Studies are currently underway that seek to identify cut points for typical intelligibility development and to validate the diagnostic accuracy of intelligibility cut points for separating children who have mild or subtle speech motor disorders from those who are in the lower percentiles of typical development. Recent work employing receiver operating characteristic (ROC) curves (DeLong, DeLong, & Clarke‐Pearson, 1988) suggests that intelligibility scores differentiate between children with cerebral palsy (CP) who have speech motor impairment and typically developing peers with nearly perfect certainty (area under curve = .99). These data further suggest that at 5 years of age nearly all typically developing children had intelligibility scores above 87%, while the vast majority of children with CP and speech motor impairment had intelligibility below 72% at the same age (Hustad, Sakash, Broman, & Rathouz, 2019). These findings are consistent with earlier work suggesting that the range of intelligibility between 75% and 85% may represent a “gray area” for determining whether a 5‐year‐old child was performing at an age‐appropriate level (Hustad, Oakes, & Allison, 2015). The determination of cut points of this nature for children across the age span is currently ongoing, with a focus on children who have CP and are thus at considerable risk for speech motor disorders.
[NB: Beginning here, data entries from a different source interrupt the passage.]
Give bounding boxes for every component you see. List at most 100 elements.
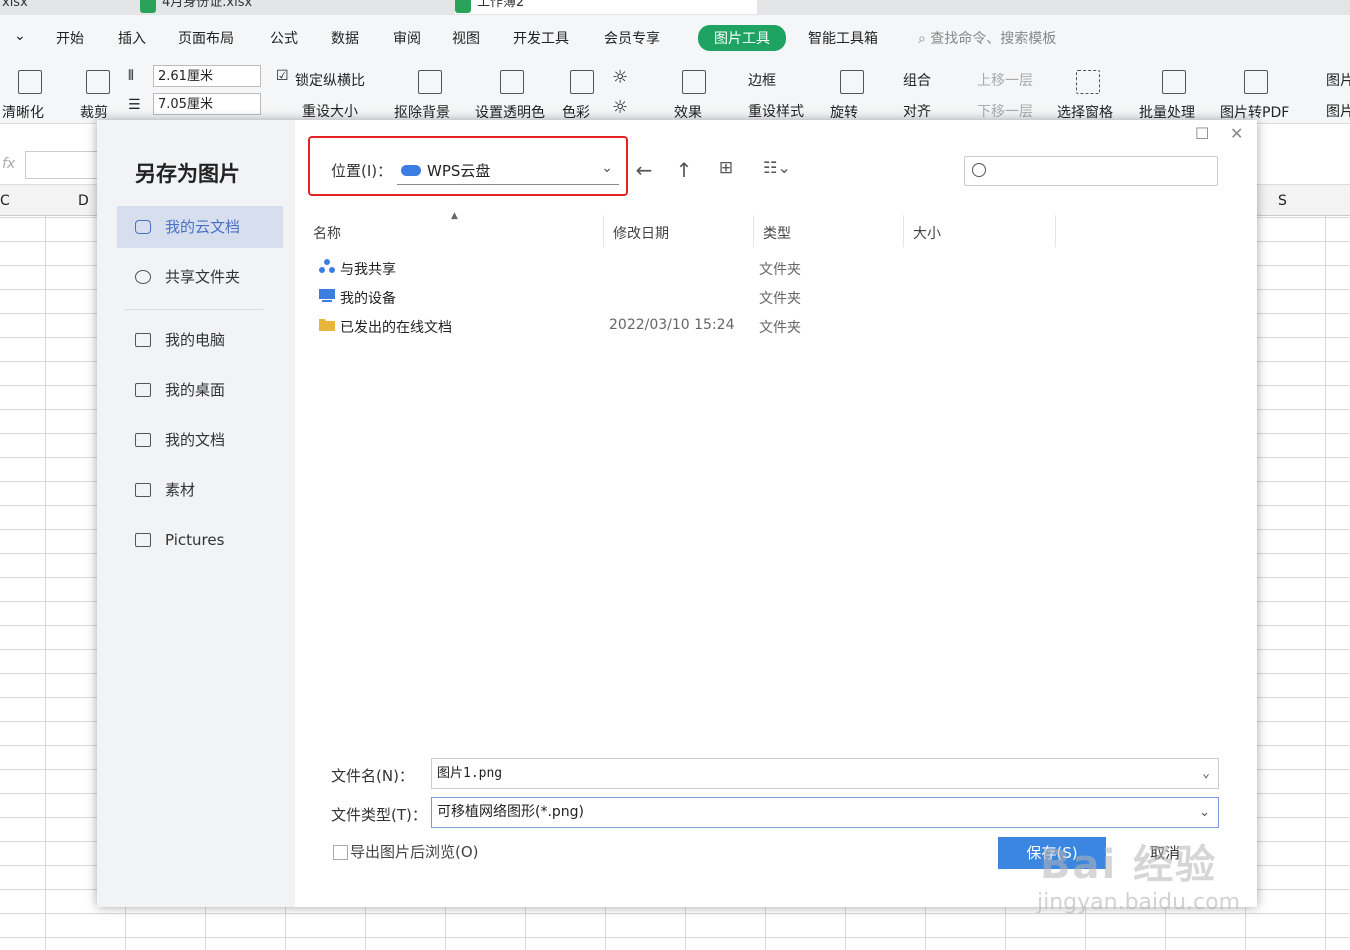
watermark-url: jingyan.baidu.com xyxy=(1037,890,1241,915)
command-search[interactable]: ⌕ 查找命令、搜索模板 xyxy=(918,28,1056,48)
up-arrow-icon[interactable]: ↑ xyxy=(672,158,696,182)
column-date[interactable]: 修改日期 xyxy=(613,223,669,243)
file-row[interactable]: 我的设备 文件夹 xyxy=(305,282,1205,311)
sidebar-item-label: 我的电脑 xyxy=(165,331,226,349)
doc-tab-2[interactable]: 4月身份证.xlsx xyxy=(140,0,252,14)
documents-icon xyxy=(135,433,151,447)
column-header[interactable]: D xyxy=(78,193,89,209)
sidebar-divider xyxy=(125,309,263,310)
folder-icon xyxy=(319,319,335,331)
batch-icon xyxy=(1162,70,1186,94)
menu-view[interactable]: 视图 xyxy=(452,28,480,48)
width-input[interactable]: 2.61厘米 xyxy=(153,65,261,87)
export-browse-label[interactable]: 导出图片后浏览(O) xyxy=(350,841,479,862)
fx-icon[interactable]: fx xyxy=(2,156,15,172)
menu-developer[interactable]: 开发工具 xyxy=(513,28,569,48)
contrast-icon[interactable]: ☼ xyxy=(612,97,628,118)
search-input[interactable] xyxy=(964,156,1218,186)
sidebar-item-documents[interactable]: 我的文档 xyxy=(117,419,283,461)
effects-button[interactable]: 效果 xyxy=(674,102,702,122)
doc-tab-1[interactable]: xlsx xyxy=(0,0,28,14)
chevron-down-icon[interactable]: ⌄ xyxy=(1199,798,1210,827)
height-icon: ☰ xyxy=(128,97,141,113)
ribbon: ⌄ 开始 插入 页面布局 公式 数据 审阅 视图 开发工具 会员专享 图片工具 … xyxy=(0,15,1350,124)
baidu-watermark: Bai 经验 xyxy=(1040,842,1218,888)
view-mode-icon[interactable]: ☷⌄ xyxy=(757,158,797,177)
remove-background-icon xyxy=(418,70,442,94)
sidebar-item-label: 素材 xyxy=(165,481,196,499)
border-button[interactable]: 边框 xyxy=(748,70,776,90)
clarity-button[interactable]: 清晰化 xyxy=(2,102,44,122)
send-backward-button[interactable]: 下移一层 xyxy=(977,101,1033,121)
color-button[interactable]: 色彩 xyxy=(562,102,590,122)
chevron-down-icon: ⌄ xyxy=(601,160,613,176)
lock-ratio-checkbox[interactable]: ☑ xyxy=(276,68,289,84)
chevron-down-icon[interactable]: ⌄ xyxy=(1202,759,1210,788)
command-search-label: 查找命令、搜索模板 xyxy=(930,31,1057,47)
menu-smart-toolbox[interactable]: 智能工具箱 xyxy=(808,28,878,48)
align-button[interactable]: 对齐 xyxy=(903,101,931,121)
close-icon[interactable]: ✕ xyxy=(1230,124,1243,143)
location-select[interactable]: WPS云盘 ⌄ xyxy=(397,156,619,185)
sidebar-item-material[interactable]: 素材 xyxy=(117,469,283,511)
column-size[interactable]: 大小 xyxy=(913,223,941,243)
column-header[interactable]: S xyxy=(1278,193,1287,209)
collapse-menu-icon[interactable]: ⌄ xyxy=(14,28,26,44)
reset-style-button[interactable]: 重设样式 xyxy=(748,101,804,121)
reset-size-button[interactable]: 重设大小 xyxy=(302,101,358,121)
back-arrow-icon[interactable]: ← xyxy=(632,158,656,182)
sidebar-item-cloud-docs[interactable]: 我的云文档 xyxy=(117,206,283,248)
desktop-icon xyxy=(135,383,151,397)
menu-data[interactable]: 数据 xyxy=(331,28,359,48)
new-folder-icon[interactable]: ⊞ xyxy=(714,158,738,178)
column-divider xyxy=(1055,215,1056,247)
menu-picture-tools[interactable]: 图片工具 xyxy=(698,25,786,51)
export-browse-checkbox[interactable] xyxy=(333,845,348,860)
menu-insert[interactable]: 插入 xyxy=(118,28,146,48)
column-header[interactable]: C xyxy=(0,193,10,209)
sidebar-item-shared-folder[interactable]: 共享文件夹 xyxy=(117,256,283,298)
remove-background-button[interactable]: 抠除背景 xyxy=(394,102,450,122)
filename-label: 文件名(N)： xyxy=(331,767,414,785)
menu-member[interactable]: 会员专享 xyxy=(604,28,660,48)
wps-cloud-icon xyxy=(401,165,421,176)
file-name: 我的设备 xyxy=(340,291,396,307)
selection-pane-button[interactable]: 选择窗格 xyxy=(1057,102,1113,122)
picture-tool-1[interactable]: 图片 xyxy=(1326,70,1350,90)
search-icon xyxy=(972,163,986,177)
file-date: 2022/03/10 15:24 xyxy=(609,317,735,333)
clarity-icon xyxy=(18,70,42,94)
rotate-button[interactable]: 旋转 xyxy=(830,102,858,122)
file-row[interactable]: 已发出的在线文档 2022/03/10 15:24 文件夹 xyxy=(305,311,1205,340)
height-input[interactable]: 7.05厘米 xyxy=(153,93,261,115)
set-transparent-button[interactable]: 设置透明色 xyxy=(475,102,545,122)
filetype-select[interactable]: 可移植网络图形(*.png) ⌄ xyxy=(431,797,1219,828)
batch-process-button[interactable]: 批量处理 xyxy=(1139,102,1195,122)
filetype-value: 可移植网络图形(*.png) xyxy=(437,804,585,820)
file-type: 文件夹 xyxy=(759,320,801,336)
menu-formula[interactable]: 公式 xyxy=(270,28,298,48)
menu-home[interactable]: 开始 xyxy=(56,28,84,48)
column-divider xyxy=(903,215,904,247)
image-to-pdf-button[interactable]: 图片转PDF xyxy=(1220,102,1289,122)
sidebar-item-label: 我的桌面 xyxy=(165,381,226,399)
column-type[interactable]: 类型 xyxy=(763,223,791,243)
sidebar-item-desktop[interactable]: 我的桌面 xyxy=(117,369,283,411)
picture-tool-2[interactable]: 图片 xyxy=(1326,101,1350,121)
location-label: 位置(I)： xyxy=(331,162,393,180)
filename-input[interactable]: 图片1.png ⌄ xyxy=(431,758,1219,789)
shared-icon xyxy=(319,259,335,273)
column-name[interactable]: 名称 xyxy=(313,223,341,243)
crop-button[interactable]: 裁剪 xyxy=(80,102,108,122)
menu-page-layout[interactable]: 页面布局 xyxy=(178,28,234,48)
file-row[interactable]: 与我共享 文件夹 xyxy=(305,253,1205,282)
group-button[interactable]: 组合 xyxy=(903,70,931,90)
filetype-label: 文件类型(T)： xyxy=(331,806,427,824)
doc-tab-3[interactable]: 工作簿2 xyxy=(455,0,757,14)
menu-review[interactable]: 审阅 xyxy=(393,28,421,48)
sidebar-item-pictures[interactable]: Pictures xyxy=(117,519,283,561)
brightness-icon[interactable]: ☼ xyxy=(612,67,628,88)
maximize-icon[interactable]: ☐ xyxy=(1195,124,1209,143)
bring-forward-button[interactable]: 上移一层 xyxy=(977,70,1033,90)
sidebar-item-my-computer[interactable]: 我的电脑 xyxy=(117,319,283,361)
In other work focused on intelligibility development in children, studies have shown that children with CP experience their greatest growth in single word intelligibility between the ages of 36–60 months, but that intelligibility is still developing through 8 years (Hustad, Sakash, Natzke, Broman, & Rathouz, 2019). Results indicate that growth is impacted by speech and language profile characteristics, such that children with CP who do not show evidence of speech motor involvement have their greatest growth at earlier ages and reach higher intelligibility levels at 8 years of age than those who do have speech motor involvement. Further, children with comorbid receptive language impairment and speech motor impairment lag behind their peers who do not have receptive language impairment but do have speech motor involvement (Hustad, Mahr, Broman, & Rathouz, 2020). Clearly, many attributes of the speaker impact intelligibility and its development.